About 25 years ago I went through a rough breakup with my pregnant girlfriend. A few months later, we tried it again, at her request (it's what I wanted all along). Within a few days she not so nicely ended it again.
I was an emotional roller coaster. Fast forward to our daughter being 6 months old. The mother was engaged to another man, much to my dismay. Within a very short period of time, she was killed in a car accident, and I took custody of my daughter.
I don't know if I ever dealt with all of this.

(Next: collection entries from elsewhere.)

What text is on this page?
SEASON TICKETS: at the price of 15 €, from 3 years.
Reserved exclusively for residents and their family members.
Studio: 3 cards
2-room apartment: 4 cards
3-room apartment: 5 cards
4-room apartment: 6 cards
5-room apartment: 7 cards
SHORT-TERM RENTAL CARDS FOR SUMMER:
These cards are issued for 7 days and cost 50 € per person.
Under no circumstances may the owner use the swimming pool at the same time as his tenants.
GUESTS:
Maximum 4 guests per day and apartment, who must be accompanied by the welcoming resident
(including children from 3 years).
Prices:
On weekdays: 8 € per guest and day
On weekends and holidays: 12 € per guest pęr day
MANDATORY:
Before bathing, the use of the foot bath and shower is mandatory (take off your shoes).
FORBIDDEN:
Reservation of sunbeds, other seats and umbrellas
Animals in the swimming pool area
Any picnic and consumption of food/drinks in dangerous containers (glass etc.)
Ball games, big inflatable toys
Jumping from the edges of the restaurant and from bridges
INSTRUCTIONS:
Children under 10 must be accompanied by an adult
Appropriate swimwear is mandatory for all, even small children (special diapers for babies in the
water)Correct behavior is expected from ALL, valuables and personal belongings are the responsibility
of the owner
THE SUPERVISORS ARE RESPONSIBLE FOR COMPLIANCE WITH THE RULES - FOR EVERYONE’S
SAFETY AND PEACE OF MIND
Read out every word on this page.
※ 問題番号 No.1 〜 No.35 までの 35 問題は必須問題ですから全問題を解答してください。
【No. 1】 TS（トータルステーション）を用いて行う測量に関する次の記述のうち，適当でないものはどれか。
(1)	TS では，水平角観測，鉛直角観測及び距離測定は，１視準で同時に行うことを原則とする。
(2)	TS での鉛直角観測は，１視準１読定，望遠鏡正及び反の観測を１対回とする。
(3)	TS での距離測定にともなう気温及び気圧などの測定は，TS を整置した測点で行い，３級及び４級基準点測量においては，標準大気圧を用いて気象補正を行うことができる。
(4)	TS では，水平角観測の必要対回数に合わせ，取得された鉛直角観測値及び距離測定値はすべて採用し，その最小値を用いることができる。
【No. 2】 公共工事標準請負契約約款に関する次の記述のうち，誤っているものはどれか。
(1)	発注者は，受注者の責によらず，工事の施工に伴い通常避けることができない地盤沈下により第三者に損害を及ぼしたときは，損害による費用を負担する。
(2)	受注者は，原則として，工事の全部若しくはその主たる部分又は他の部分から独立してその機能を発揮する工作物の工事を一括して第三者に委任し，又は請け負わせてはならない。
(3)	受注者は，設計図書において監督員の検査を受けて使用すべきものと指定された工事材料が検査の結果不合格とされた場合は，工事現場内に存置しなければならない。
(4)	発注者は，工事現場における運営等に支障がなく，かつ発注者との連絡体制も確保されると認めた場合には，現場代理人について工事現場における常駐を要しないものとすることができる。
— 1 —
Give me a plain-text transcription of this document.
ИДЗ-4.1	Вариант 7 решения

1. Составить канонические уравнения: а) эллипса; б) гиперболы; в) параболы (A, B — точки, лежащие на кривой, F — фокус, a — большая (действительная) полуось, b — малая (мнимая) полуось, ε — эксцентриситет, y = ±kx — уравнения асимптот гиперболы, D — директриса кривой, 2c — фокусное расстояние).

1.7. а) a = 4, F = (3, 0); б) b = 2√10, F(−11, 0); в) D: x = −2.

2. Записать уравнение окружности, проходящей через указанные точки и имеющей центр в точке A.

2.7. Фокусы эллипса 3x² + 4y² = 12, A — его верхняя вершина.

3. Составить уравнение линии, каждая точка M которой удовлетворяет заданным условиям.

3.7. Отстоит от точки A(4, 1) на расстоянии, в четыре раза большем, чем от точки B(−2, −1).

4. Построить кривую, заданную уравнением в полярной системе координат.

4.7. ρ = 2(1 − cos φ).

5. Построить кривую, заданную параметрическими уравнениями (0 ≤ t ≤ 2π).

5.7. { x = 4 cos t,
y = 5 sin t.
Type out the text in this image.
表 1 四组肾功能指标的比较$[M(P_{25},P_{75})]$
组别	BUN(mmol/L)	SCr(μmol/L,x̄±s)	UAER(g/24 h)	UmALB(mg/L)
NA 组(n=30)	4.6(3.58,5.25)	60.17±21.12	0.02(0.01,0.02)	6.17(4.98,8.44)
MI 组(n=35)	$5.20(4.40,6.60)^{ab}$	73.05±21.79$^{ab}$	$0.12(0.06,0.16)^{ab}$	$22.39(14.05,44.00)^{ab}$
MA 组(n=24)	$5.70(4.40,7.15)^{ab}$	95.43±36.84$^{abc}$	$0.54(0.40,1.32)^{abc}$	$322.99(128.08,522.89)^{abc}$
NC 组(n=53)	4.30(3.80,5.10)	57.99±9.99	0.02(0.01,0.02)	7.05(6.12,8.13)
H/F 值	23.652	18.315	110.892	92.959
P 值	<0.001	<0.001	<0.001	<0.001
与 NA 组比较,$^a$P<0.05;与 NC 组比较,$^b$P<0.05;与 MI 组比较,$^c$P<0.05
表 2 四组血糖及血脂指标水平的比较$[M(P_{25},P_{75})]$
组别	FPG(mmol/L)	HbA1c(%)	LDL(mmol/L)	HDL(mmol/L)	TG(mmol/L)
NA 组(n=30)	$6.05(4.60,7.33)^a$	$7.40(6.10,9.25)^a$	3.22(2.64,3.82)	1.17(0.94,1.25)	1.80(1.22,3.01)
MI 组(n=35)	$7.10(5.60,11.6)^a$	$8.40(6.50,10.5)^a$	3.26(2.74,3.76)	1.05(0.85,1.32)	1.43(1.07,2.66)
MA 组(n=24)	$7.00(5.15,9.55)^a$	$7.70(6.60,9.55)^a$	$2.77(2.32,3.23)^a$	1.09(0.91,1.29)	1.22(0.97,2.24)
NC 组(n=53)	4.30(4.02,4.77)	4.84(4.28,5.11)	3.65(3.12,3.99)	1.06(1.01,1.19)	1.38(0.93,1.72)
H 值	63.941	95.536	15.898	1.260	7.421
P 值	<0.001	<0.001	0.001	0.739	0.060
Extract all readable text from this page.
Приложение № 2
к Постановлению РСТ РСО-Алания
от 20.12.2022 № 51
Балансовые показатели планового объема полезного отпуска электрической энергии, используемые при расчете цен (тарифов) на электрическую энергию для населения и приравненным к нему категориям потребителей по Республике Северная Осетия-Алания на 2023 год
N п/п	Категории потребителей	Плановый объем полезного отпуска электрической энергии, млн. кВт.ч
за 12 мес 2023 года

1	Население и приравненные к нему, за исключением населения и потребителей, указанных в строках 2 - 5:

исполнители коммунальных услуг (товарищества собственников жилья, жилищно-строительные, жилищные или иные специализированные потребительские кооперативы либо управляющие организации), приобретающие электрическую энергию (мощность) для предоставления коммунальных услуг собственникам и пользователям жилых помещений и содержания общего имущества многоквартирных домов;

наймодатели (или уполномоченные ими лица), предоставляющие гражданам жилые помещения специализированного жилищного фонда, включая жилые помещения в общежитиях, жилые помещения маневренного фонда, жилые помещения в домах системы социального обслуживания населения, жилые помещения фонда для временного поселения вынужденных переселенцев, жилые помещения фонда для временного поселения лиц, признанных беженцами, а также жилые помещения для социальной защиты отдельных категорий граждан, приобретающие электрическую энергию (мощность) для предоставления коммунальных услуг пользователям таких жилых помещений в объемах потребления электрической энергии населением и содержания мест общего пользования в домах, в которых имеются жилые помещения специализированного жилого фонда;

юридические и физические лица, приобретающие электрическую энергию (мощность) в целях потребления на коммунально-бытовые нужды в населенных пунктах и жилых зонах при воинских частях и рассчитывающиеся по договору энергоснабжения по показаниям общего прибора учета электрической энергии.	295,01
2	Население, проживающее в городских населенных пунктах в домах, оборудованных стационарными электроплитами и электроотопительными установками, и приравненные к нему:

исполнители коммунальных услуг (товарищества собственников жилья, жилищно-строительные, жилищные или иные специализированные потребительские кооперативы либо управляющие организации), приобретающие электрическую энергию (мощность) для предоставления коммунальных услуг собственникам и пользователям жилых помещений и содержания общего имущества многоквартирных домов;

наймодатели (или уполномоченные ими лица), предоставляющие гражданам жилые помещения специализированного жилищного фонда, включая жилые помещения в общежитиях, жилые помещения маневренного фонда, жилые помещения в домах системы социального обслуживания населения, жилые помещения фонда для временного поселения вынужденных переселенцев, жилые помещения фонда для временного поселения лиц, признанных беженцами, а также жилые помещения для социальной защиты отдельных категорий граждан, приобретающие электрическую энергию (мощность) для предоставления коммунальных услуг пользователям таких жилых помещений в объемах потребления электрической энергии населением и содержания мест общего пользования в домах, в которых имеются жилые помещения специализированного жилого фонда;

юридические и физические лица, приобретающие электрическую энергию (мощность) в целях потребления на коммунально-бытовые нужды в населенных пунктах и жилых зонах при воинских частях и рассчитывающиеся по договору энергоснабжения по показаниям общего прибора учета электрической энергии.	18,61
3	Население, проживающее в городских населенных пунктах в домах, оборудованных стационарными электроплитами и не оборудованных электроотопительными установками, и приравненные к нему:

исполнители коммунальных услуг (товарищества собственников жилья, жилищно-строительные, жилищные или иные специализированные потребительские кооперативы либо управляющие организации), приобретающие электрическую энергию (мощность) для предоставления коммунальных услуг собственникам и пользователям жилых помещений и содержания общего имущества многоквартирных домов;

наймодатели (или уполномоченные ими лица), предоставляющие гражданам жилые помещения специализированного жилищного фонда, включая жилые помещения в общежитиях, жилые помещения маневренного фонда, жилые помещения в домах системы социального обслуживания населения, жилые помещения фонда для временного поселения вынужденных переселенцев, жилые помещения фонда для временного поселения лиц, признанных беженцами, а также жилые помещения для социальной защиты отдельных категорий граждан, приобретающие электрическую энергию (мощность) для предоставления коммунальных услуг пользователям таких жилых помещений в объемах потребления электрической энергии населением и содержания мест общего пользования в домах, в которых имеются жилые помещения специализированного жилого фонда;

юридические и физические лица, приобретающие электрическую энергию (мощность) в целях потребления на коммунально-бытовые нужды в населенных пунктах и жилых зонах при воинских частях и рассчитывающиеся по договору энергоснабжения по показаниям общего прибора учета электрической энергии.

I just did what I felt I had to do, raise my daughter.
Now, my daughter has a masters degree in social welfare. She's a mental health therapist in New York. Through many conversations with her, she told me that she's come to realize that I've been depressed for her entire life. Looking back, I believe that to be the case.
I'm at a very low point right now. Suicide is a constant thought, this is due to the breakup of a seven year relationship. Before this relationship, I was a loner. I did isolate for probably 25 years. I really began to open up, and adjust, just as the relationship ended, and I feel back to square one, 25 years ago, getting that terrible phone call that my daughters mother was killed.
So is it possible that I could be suffering from PTSD? Some years ago I had a one year leave from work for very severe panic attacks. Is this something I should be tested for? I don't know what causes PTSD, or the symptoms, so I'm here asking.